Oh I actually got keyring unlocking working myself in the meantime, using a different approach.
I patched the zfs module, adding just --keyname=cryptsetup to the code that asks for your password makes it work. I also added one more step before the while loop, which is to reuse a cached password if you have multiple pools with the same keyname or if you already unlocked something else (like /boot) using LUKS with the same password.

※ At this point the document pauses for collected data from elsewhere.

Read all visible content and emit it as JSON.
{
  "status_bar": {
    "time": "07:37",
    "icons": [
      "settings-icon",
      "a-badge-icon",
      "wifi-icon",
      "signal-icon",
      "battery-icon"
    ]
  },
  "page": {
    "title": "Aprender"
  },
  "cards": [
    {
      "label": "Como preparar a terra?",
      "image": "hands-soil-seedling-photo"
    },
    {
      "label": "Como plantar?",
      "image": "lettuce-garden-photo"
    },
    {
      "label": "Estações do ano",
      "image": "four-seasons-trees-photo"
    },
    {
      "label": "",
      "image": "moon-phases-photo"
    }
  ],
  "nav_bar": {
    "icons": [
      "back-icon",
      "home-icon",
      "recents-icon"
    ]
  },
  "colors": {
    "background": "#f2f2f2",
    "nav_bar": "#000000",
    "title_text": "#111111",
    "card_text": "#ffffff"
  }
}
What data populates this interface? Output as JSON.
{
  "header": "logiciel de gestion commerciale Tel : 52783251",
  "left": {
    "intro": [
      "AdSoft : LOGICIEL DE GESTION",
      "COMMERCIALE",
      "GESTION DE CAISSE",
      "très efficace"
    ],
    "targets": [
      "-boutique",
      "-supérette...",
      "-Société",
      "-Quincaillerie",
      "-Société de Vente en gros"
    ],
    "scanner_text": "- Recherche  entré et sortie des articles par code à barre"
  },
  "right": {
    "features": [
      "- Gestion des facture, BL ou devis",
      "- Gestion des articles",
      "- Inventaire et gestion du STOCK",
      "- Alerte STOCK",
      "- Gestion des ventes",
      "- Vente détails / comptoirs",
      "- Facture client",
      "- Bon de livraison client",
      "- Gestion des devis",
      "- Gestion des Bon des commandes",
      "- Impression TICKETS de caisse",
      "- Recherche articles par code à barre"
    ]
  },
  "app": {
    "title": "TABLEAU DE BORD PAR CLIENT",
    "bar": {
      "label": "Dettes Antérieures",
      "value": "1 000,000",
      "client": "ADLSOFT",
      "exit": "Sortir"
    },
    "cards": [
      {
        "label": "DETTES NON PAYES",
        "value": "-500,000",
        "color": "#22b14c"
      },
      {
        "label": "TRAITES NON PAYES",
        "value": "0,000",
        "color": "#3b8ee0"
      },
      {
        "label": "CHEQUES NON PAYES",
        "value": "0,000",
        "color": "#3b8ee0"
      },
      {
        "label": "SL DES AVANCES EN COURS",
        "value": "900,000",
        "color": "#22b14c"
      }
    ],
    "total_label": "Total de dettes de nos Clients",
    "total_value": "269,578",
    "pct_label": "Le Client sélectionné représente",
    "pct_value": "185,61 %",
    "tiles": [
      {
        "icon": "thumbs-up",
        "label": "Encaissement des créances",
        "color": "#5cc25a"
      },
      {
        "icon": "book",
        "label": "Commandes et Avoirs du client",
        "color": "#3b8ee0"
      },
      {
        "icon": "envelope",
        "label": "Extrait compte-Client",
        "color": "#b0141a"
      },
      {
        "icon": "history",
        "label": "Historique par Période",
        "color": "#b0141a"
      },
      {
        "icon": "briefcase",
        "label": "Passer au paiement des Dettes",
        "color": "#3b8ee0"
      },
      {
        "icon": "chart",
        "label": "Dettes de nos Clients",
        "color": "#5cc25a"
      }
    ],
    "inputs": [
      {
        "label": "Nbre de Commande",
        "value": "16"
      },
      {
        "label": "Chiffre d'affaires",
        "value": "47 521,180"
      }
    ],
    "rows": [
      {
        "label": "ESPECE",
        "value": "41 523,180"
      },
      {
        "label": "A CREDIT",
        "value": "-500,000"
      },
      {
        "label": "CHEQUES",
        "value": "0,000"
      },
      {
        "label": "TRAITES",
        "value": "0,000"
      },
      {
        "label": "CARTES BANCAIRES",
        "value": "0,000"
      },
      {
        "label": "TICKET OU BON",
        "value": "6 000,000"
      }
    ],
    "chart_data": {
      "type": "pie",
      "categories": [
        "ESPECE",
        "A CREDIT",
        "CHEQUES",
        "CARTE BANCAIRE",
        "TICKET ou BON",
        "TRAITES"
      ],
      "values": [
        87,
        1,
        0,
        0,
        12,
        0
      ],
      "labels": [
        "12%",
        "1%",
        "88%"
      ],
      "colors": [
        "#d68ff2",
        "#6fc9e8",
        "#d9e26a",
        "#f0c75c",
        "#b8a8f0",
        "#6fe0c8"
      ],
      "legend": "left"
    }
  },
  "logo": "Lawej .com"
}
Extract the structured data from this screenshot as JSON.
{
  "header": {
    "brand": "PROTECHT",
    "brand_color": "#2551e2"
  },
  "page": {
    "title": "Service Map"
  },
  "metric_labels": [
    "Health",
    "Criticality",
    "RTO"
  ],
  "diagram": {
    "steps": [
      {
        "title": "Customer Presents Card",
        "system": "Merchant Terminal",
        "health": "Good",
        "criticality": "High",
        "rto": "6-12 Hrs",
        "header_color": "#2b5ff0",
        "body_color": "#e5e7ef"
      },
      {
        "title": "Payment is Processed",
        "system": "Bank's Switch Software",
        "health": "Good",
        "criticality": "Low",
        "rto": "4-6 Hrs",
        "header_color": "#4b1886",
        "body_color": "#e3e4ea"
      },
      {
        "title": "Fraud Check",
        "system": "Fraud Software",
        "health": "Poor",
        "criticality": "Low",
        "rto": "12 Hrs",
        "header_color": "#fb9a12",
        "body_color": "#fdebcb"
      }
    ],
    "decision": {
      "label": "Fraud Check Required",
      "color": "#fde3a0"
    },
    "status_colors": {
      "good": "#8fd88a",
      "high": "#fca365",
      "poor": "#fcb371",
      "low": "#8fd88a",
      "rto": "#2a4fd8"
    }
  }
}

For anyone who wants to do the same, this is how I did it:
The patch:
diff --git a/nixos/modules/tasks/filesystems/zfs.nix b/nixos/modules/tasks/filesystems/zfs.nix
index 741c8fe3fb7e..17473b599456 100644
--- a/nixos/modules/tasks/filesystems/zfs.nix
+++ b/nixos/modules/tasks/filesystems/zfs.nix
@@ -168,22 +168,24 @@ let
{
if [[ "$ks" != unavailable ]]; then
continue
fi
case "$kl" in
none )
;;
prompt )
tries=3
success=false
+ ${systemd}/bin/systemd-ask-password --keyname=cryptsetup --accept-cached --timeout=${toString cfgZfs.passwordTimeout} "Enter key for $ds:" | ${cfgZfs.package}/sbin/zfs load-key "$ds" \
+ && success=true
while [[ $success != true ]] && [[ $tries -gt 0 ]]; do
- ${systemd}/bin/systemd-ask-password --timeout=${toString cfgZfs.passwordTimeout} "Enter key for $ds:" | ${cfgZfs.package}/sbin/zfs load-key "$ds" \
+ ${systemd}/bin/systemd-ask-password --keyname=cryptsetup --timeout=${toString cfgZfs.passwordTimeout} "Enter key for $ds:" | ${cfgZfs.package}/sbin/zfs load-key "$ds" \
&& success=true \
|| tries=$((tries - 1))
done
[[ $success = true ]]
;;
* )
${cfgZfs.package}/sbin/zfs load-key "$ds"
;;
esac
} < /dev/null # To protect while read ds kl in case anything reads stdin
I put the patch file in /((my nixos configuration path))/patches/zfs-add-cryptsetup-keyname.patch, and this is how I applied it (add this to configuration.nix, “inputs” is from the main flake.nix, and “applyPatches” has to come from nixpkgs in your flake, not from your pkgs in configuration.nix):
Also, make sure systemd initrd is enabled for this to work.
boot.initrd.systemd.enable = true;
Final note: patching a “normal package” is much easier than patching a nixos module… All you have to do to patch a normal program is to add the patchfile path to its patches attribute via overrideAttrs
Came here researching this same question.